Treating relapsing multiple sclerosis with subcutaneous versus intramuscular interferon-beta-1a: modelling the clinical and economic implications.

The EVIDENCE trial concluded that administering high-dose/high-frequency subcutaneous (SC) interferon-beta-1a (IFNb1a) was more effective in preventing relapses among patients with relapsing multiple sclerosis (MS) than low-dose weekly intramuscular (IM) IFNb1a after 64 weeks. This analysis utilized discrete-event simulation (DES) to model the potential longer-term clinical and economic implications of this trial.
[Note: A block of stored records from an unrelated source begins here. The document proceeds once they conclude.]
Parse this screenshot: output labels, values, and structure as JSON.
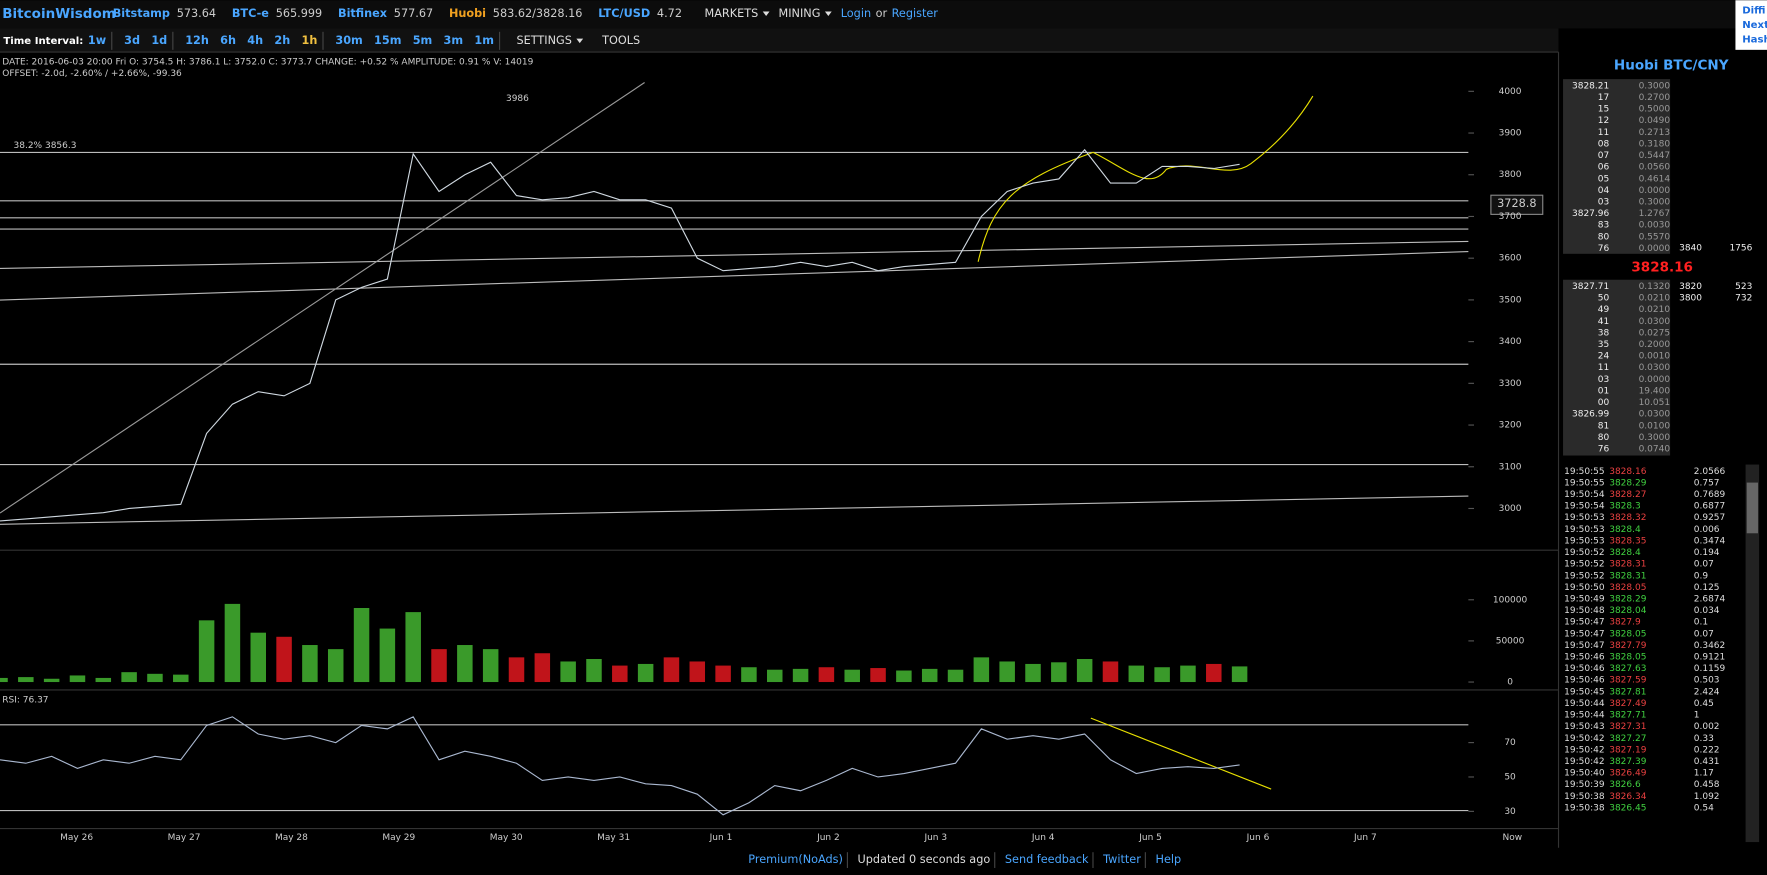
{
  "header": {
    "brand": "BitcoinWisdom",
    "markets": [
      {
        "name": "Bitstamp",
        "price": "573.64"
      },
      {
        "name": "BTC-e",
        "price": "565.999"
      },
      {
        "name": "Bitfinex",
        "price": "577.67"
      },
      {
        "name": "Huobi",
        "price": "583.62/3828.16"
      },
      {
        "name": "LTC/USD",
        "price": "4.72"
      }
    ],
    "menus": [
      "MARKETS",
      "MINING"
    ],
    "login": "Login",
    "or": "or",
    "register": "Register",
    "side": [
      "Diffi",
      "Next",
      "Hash"
    ]
  },
  "toolbar": {
    "label": "Time Interval:",
    "intervals": [
      "1w",
      "3d",
      "1d",
      "12h",
      "6h",
      "4h",
      "2h",
      "1h",
      "30m",
      "15m",
      "5m",
      "3m",
      "1m"
    ],
    "settings": "SETTINGS",
    "tools": "TOOLS"
  },
  "info": {
    "line1": "DATE: 2016-06-03 20:00 Fri    O: 3754.5    H: 3786.1    L: 3752.0    C: 3773.7    CHANGE: +0.52 %    AMPLITUDE: 0.91 %    V: 14019",
    "line2": "OFFSET: -2.0d, -2.60% / +2.66%, -99.36",
    "fib": "38.2% 3856.3",
    "high": "3986",
    "cursor": "3728.8",
    "rsi_label": "RSI: 76.37"
  },
  "chart_data": [
    {
      "type": "line",
      "name": "price",
      "color": "#cfd8e0",
      "ylim": [
        2900,
        4040
      ],
      "yticks": [
        3000,
        3100,
        3200,
        3300,
        3400,
        3500,
        3600,
        3700,
        3800,
        3900,
        4000
      ],
      "values": [
        2970,
        2975,
        2980,
        2985,
        2990,
        3000,
        3005,
        3010,
        3180,
        3250,
        3280,
        3270,
        3300,
        3500,
        3530,
        3550,
        3850,
        3760,
        3800,
        3830,
        3750,
        3740,
        3745,
        3760,
        3740,
        3740,
        3720,
        3600,
        3570,
        3575,
        3580,
        3590,
        3580,
        3590,
        3570,
        3580,
        3585,
        3590,
        3700,
        3760,
        3780,
        3790,
        3860,
        3780,
        3780,
        3820,
        3820,
        3815,
        3825
      ],
      "date_labels": [
        "May 26",
        "May 27",
        "May 28",
        "May 29",
        "May 30",
        "May 31",
        "Jun 1",
        "Jun 2",
        "Jun 3",
        "Jun 4",
        "Jun 5",
        "Jun 6",
        "Jun 7"
      ],
      "now_label": "Now"
    },
    {
      "type": "bar",
      "name": "volume",
      "up_color": "#3a9a2a",
      "down_color": "#c0141a",
      "ylim": [
        0,
        150000
      ],
      "yticks": [
        0,
        50000,
        100000
      ],
      "values": [
        5000,
        6000,
        4000,
        8000,
        5000,
        12000,
        10000,
        9000,
        75000,
        95000,
        60000,
        55000,
        45000,
        40000,
        90000,
        65000,
        85000,
        40000,
        45000,
        40000,
        30000,
        35000,
        25000,
        28000,
        20000,
        22000,
        30000,
        25000,
        20000,
        18000,
        15000,
        16000,
        18000,
        15000,
        17000,
        14000,
        16000,
        15000,
        30000,
        25000,
        22000,
        24000,
        28000,
        25000,
        20000,
        18000,
        20000,
        22000,
        19000
      ]
    },
    {
      "type": "line",
      "name": "rsi",
      "color": "#aab8d0",
      "ylim": [
        20,
        100
      ],
      "yticks": [
        30,
        50,
        70
      ],
      "values": [
        60,
        58,
        62,
        55,
        60,
        58,
        62,
        60,
        80,
        85,
        75,
        72,
        74,
        70,
        80,
        78,
        85,
        60,
        65,
        62,
        58,
        48,
        50,
        48,
        50,
        46,
        45,
        40,
        28,
        35,
        45,
        42,
        48,
        55,
        50,
        52,
        55,
        58,
        78,
        72,
        74,
        72,
        75,
        60,
        52,
        55,
        56,
        55,
        57
      ]
    }
  ],
  "orderbook": {
    "title": "Huobi BTC/CNY",
    "last": "3828.16",
    "asks": [
      [
        "3828.21",
        "0.3000"
      ],
      [
        "17",
        "0.2700"
      ],
      [
        "15",
        "0.5000"
      ],
      [
        "12",
        "0.0490"
      ],
      [
        "11",
        "0.2713"
      ],
      [
        "08",
        "0.3180"
      ],
      [
        "07",
        "0.5447"
      ],
      [
        "06",
        "0.0560"
      ],
      [
        "05",
        "0.4614"
      ],
      [
        "04",
        "0.0000"
      ],
      [
        "03",
        "0.3000"
      ],
      [
        "3827.96",
        "1.2767"
      ],
      [
        "83",
        "0.0030"
      ],
      [
        "80",
        "0.5570"
      ],
      [
        "76",
        "0.0000"
      ]
    ],
    "bids": [
      [
        "3827.71",
        "0.1320"
      ],
      [
        "50",
        "0.0210"
      ],
      [
        "49",
        "0.0210"
      ],
      [
        "41",
        "0.0300"
      ],
      [
        "38",
        "0.0275"
      ],
      [
        "35",
        "0.2000"
      ],
      [
        "24",
        "0.0010"
      ],
      [
        "11",
        "0.0300"
      ],
      [
        "03",
        "0.0000"
      ],
      [
        "01",
        "19.400"
      ],
      [
        "00",
        "10.051"
      ],
      [
        "3826.99",
        "0.0300"
      ],
      [
        "81",
        "0.0100"
      ],
      [
        "80",
        "0.3000"
      ],
      [
        "76",
        "0.0740"
      ]
    ],
    "depth": [
      [
        "3840",
        "1756"
      ],
      [
        "3820",
        "523"
      ],
      [
        "3800",
        "732"
      ]
    ]
  },
  "trades": [
    {
      "time": "19:50:55",
      "price": "3828.16",
      "amount": "2.0566",
      "color": "#e84040"
    },
    {
      "time": "19:50:55",
      "price": "3828.29",
      "amount": "0.757",
      "color": "#40d040"
    },
    {
      "time": "19:50:54",
      "price": "3828.27",
      "amount": "0.7689",
      "color": "#e84040"
    },
    {
      "time": "19:50:54",
      "price": "3828.3",
      "amount": "0.6877",
      "color": "#40d040"
    },
    {
      "time": "19:50:53",
      "price": "3828.32",
      "amount": "0.9257",
      "color": "#e84040"
    },
    {
      "time": "19:50:53",
      "price": "3828.4",
      "amount": "0.006",
      "color": "#40d040"
    },
    {
      "time": "19:50:53",
      "price": "3828.35",
      "amount": "0.3474",
      "color": "#e84040"
    },
    {
      "time": "19:50:52",
      "price": "3828.4",
      "amount": "0.194",
      "color": "#40d040"
    },
    {
      "time": "19:50:52",
      "price": "3828.31",
      "amount": "0.07",
      "color": "#e84040"
    },
    {
      "time": "19:50:52",
      "price": "3828.31",
      "amount": "0.9",
      "color": "#40d040"
    },
    {
      "time": "19:50:50",
      "price": "3828.05",
      "amount": "0.125",
      "color": "#e84040"
    },
    {
      "time": "19:50:49",
      "price": "3828.29",
      "amount": "2.6874",
      "color": "#40d040"
    },
    {
      "time": "19:50:48",
      "price": "3828.04",
      "amount": "0.034",
      "color": "#40d040"
    },
    {
      "time": "19:50:47",
      "price": "3827.9",
      "amount": "0.1",
      "color": "#e84040"
    },
    {
      "time": "19:50:47",
      "price": "3828.05",
      "amount": "0.07",
      "color": "#40d040"
    },
    {
      "time": "19:50:47",
      "price": "3827.79",
      "amount": "0.3462",
      "color": "#e84040"
    },
    {
      "time": "19:50:46",
      "price": "3828.05",
      "amount": "0.9121",
      "color": "#40d040"
    },
    {
      "time": "19:50:46",
      "price": "3827.63",
      "amount": "0.1159",
      "color": "#40d040"
    },
    {
      "time": "19:50:46",
      "price": "3827.59",
      "amount": "0.503",
      "color": "#e84040"
    },
    {
      "time": "19:50:45",
      "price": "3827.81",
      "amount": "2.424",
      "color": "#40d040"
    },
    {
      "time": "19:50:44",
      "price": "3827.49",
      "amount": "0.45",
      "color": "#e84040"
    },
    {
      "time": "19:50:44",
      "price": "3827.71",
      "amount": "1",
      "color": "#40d040"
    },
    {
      "time": "19:50:43",
      "price": "3827.31",
      "amount": "0.002",
      "color": "#e84040"
    },
    {
      "time": "19:50:42",
      "price": "3827.27",
      "amount": "0.33",
      "color": "#40d040"
    },
    {
      "time": "19:50:42",
      "price": "3827.19",
      "amount": "0.222",
      "color": "#e84040"
    },
    {
      "time": "19:50:42",
      "price": "3827.39",
      "amount": "0.431",
      "color": "#40d040"
    },
    {
      "time": "19:50:40",
      "price": "3826.49",
      "amount": "1.17",
      "color": "#e84040"
    },
    {
      "time": "19:50:39",
      "price": "3826.6",
      "amount": "0.458",
      "color": "#40d040"
    },
    {
      "time": "19:50:38",
      "price": "3826.34",
      "amount": "1.092",
      "color": "#e84040"
    },
    {
      "time": "19:50:38",
      "price": "3826.45",
      "amount": "0.54",
      "color": "#40d040"
    }
  ],
  "footer": [
    "Premium(NoAds)",
    "Updated 0 seconds ago",
    "Send feedback",
    "Twitter",
    "Help"
  ]
}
A DES predicting the course of relapsing MS and incorporating the effect of IFNb1a therapy was developed. The model began by randomly reading in actual patient data from the trial to create 1000 patients. Each simulated patient was replicated - one was assigned to receive SC IFNb1a three times a week and the other to receive IM IFNb1a once a week. During the simulation, patients may (i) experience relapses, with associated short- and long-term impacts on costs and disability; (ii) develop new T2 lesions detected by a magnetic resonance imaging scan; (iii) discontinue treatment because of adverse events or lack of response; (iv) advance to secondary progressive MS; or (v) die. Model inputs were mainly obtained from the EVIDENCE trial, but were taken from published literature if they could not be obtained from the trial. Direct medical costs ($US, year 2006 values) to the US payers were primarily obtained by updating a published cost analysis. Costs and benefits were discounted at 3% per annum. Extensive sensitivity analyses were conducted to test the robustness of the model results. Based on 100 replications of 1000 patient pairs over 4 years, SC IFNb1a was predicted to enable more patients to avoid relapse (216 vs 147). Total mean costs per patient (discounted) were $US79 890 with SC IFNb1a versus $US74 485 with IM administration, a net increase of $US5405 per patient. However, SC IFNb1a was estimated to prevent 0.50 relapses and save 23 relapse-free days per patient, yielding incremental cost-effectiveness ratios of $US10 755 per relapse prevented and $US232 per relapse-free day gained. Sensitivity analyses revealed that the result was most sensitive to the treatment efficacy, model time horizon and cost of IFNb1a treatment. Based on the results observed in the EVIDENCE trial, the model predicted that SC IFNb1a would yield greater health benefits over 4 years than IM IFNb1a, at a cost that would seem to be a reasonable trade-off.